EA has also identified and aligned company leadership to focus on a few business units that will act as "digital pilots" to show the power of digitizing end-to-end. Members of the EA team are directly in charge of each pilot. Pilots are being kicked off by leveraging the business process maps of the business architecture framework.
EA now enjoys an all-time-high level of credibility and business impact, thanks in large part to the success of the Going Digital initiative. The core metrics developed in its context are part of P&G's corporate goals and appear on the Global Business Services' scorecard. Through the integration of EA with the project management office, P&G has achieved full transparency across all IT initiatives, whether they are EA-initiated or not. The EA team has demonstrated measureable results in standardization (up 10 percent) and automation (up 10 percent) and made huge strides in real-time information (up 300 percent).
Sometimes, a company simply outgrows its architecture.

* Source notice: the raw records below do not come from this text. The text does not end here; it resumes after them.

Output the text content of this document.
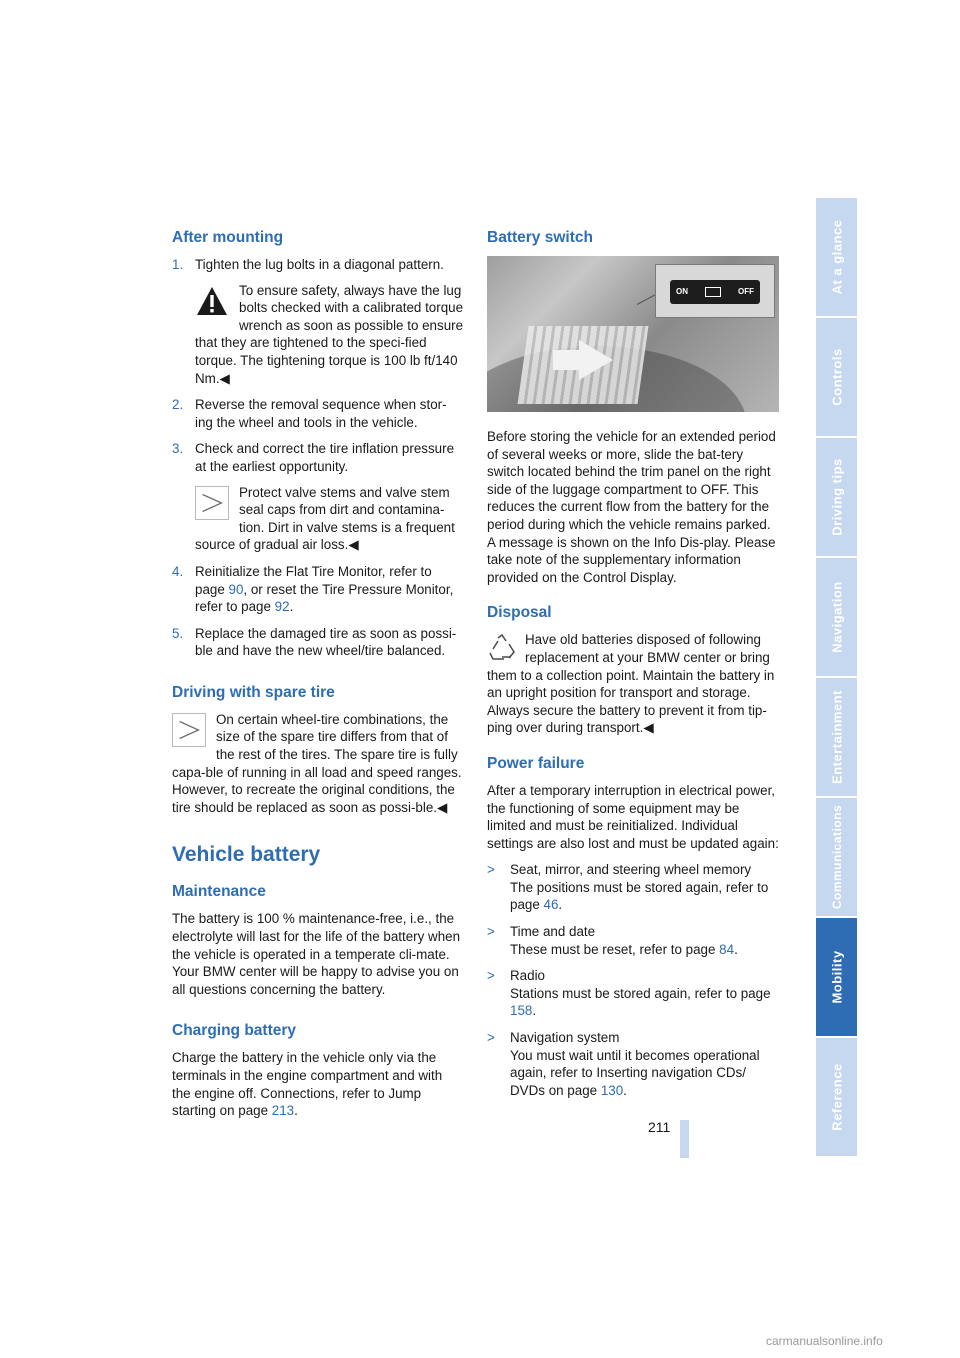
After mounting
1. Tighten the lug bolts in a diagonal pattern.
To ensure safety, always have the lug bolts checked with a calibrated torque wrench as soon as possible to ensure that they are tightened to the speci-fied torque. The tightening torque is 100 lb ft/140 Nm.◀
2. Reverse the removal sequence when stor-ing the wheel and tools in the vehicle.
3. Check and correct the tire inflation pressure at the earliest opportunity.
Protect valve stems and valve stem seal caps from dirt and contamina-tion. Dirt in valve stems is a frequent source of gradual air loss.◀
4. Reinitialize the Flat Tire Monitor, refer to page 90, or reset the Tire Pressure Monitor, refer to page 92.
5. Replace the damaged tire as soon as possi-ble and have the new wheel/tire balanced.
Driving with spare tire
On certain wheel-tire combinations, the size of the spare tire differs from that of the rest of the tires. The spare tire is fully capa-ble of running in all load and speed ranges. However, to recreate the original conditions, the tire should be replaced as soon as possi-ble.◀
Vehicle battery
Maintenance

The battery is 100 % maintenance-free, i.e., the electrolyte will last for the life of the battery when the vehicle is operated in a temperate cli-mate. Your BMW center will be happy to advise you on all questions concerning the battery.

Charging battery

Charge the battery in the vehicle only via the terminals in the engine compartment and with the engine off. Connections, refer to Jump starting on page 213.

Battery switch
ON	OFF

Before storing the vehicle for an extended period of several weeks or more, slide the bat-tery switch located behind the trim panel on the right side of the luggage compartment to OFF. This reduces the current flow from the battery for the period during which the vehicle remains parked. A message is shown on the Info Dis-play. Please take note of the supplementary information provided on the Control Display.

Disposal

Have old batteries disposed of following replacement at your BMW center or bring them to a collection point. Maintain the battery in an upright position for transport and storage. Always secure the battery to prevent it from tip-ping over during transport.◀

Power failure

After a temporary interruption in electrical power, the functioning of some equipment may be limited and must be reinitialized. Individual settings are also lost and must be updated again:

> Seat, mirror, and steering wheel memory
The positions must be stored again, refer to page 46.
> Time and date
These must be reset, refer to page 84.
> Radio
Stations must be stored again, refer to page 158.
> Navigation system
You must wait until it becomes operational again, refer to Inserting navigation CDs/ DVDs on page 130.
211
At a glance
Controls
Driving tips
Navigation
Entertainment
Communications
Mobility
Reference
carmanualsonline.info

That's what happened at USAA, which has provided a full range of financial services including banking, insurance, retirement planning, investment services, and advice to military professionals since 1922.
USAA's membership has expanded significantly, leading to significant change in business models that has had a direct impact on its members. The EA team at USAA quickly recognized that the required changes could not be handled with a single architectural discipline, so it formed a cross-discipline, cross-organization team responsible for enabling the business to change processes, methods, and structure to align with broader member needs and newly available technologies.
USAA branded this architectural approach Unified Architecture, a customer-centric approach solely focused on meeting the needs of its members. It provides a single road map, bringing together people, process, technology, and information, rather than stand-alone process design and IT roadmaps. The approach represents all architectural disciplines, including business architecture, information architecture, IT architecture, change management, and organizational design. The focus is on delivering business design processes and methods as opposed to models and standards.
The most difficult challenge has been helping the organization, particularly its business partners, to recognize the value of the approach. As one member said, "Few organizations are ready to accept a unified architecture. It's a long road to educate the players and it needs to be done through grassroots efforts, finding champions and showing success through pilot projects that deliver value."
And it's not just the business side that has needed prodding. Another challenge has been unifying the architects themselves into a single, cohesive community and creating a metamodel and deliverables that all disciplines can agree to and benefit from. USAA is building a common repository, which will have joint ownership across disciplines and its own governance team made up of representatives from the architecture community.
The value of Unified Architecture is realized in cost savings, cost avoidance, reduction in enterprise risk, increased capabilities, reduced complexity of the business model, and increased confidence in business designs -- and it has already yielded success. Early identification of common business functions enabled project sponsors to see potential redundancies across organizational units. In one recent engagement, the UA team helped reduce program labor costs by more than a quarter of a million dollars.
As USAA moves forward with Unified Architecture, one of the vital areas of skill set investment is in visualizations. USAA's enterprise architects are taking classes and experimenting with different approaches to presenting data. At the same time, there is a continued emphasis on collecting and maintaining all architectural elements. In 2012, the goal is to automate data collection and maintenance to give the repository an added productivity boost.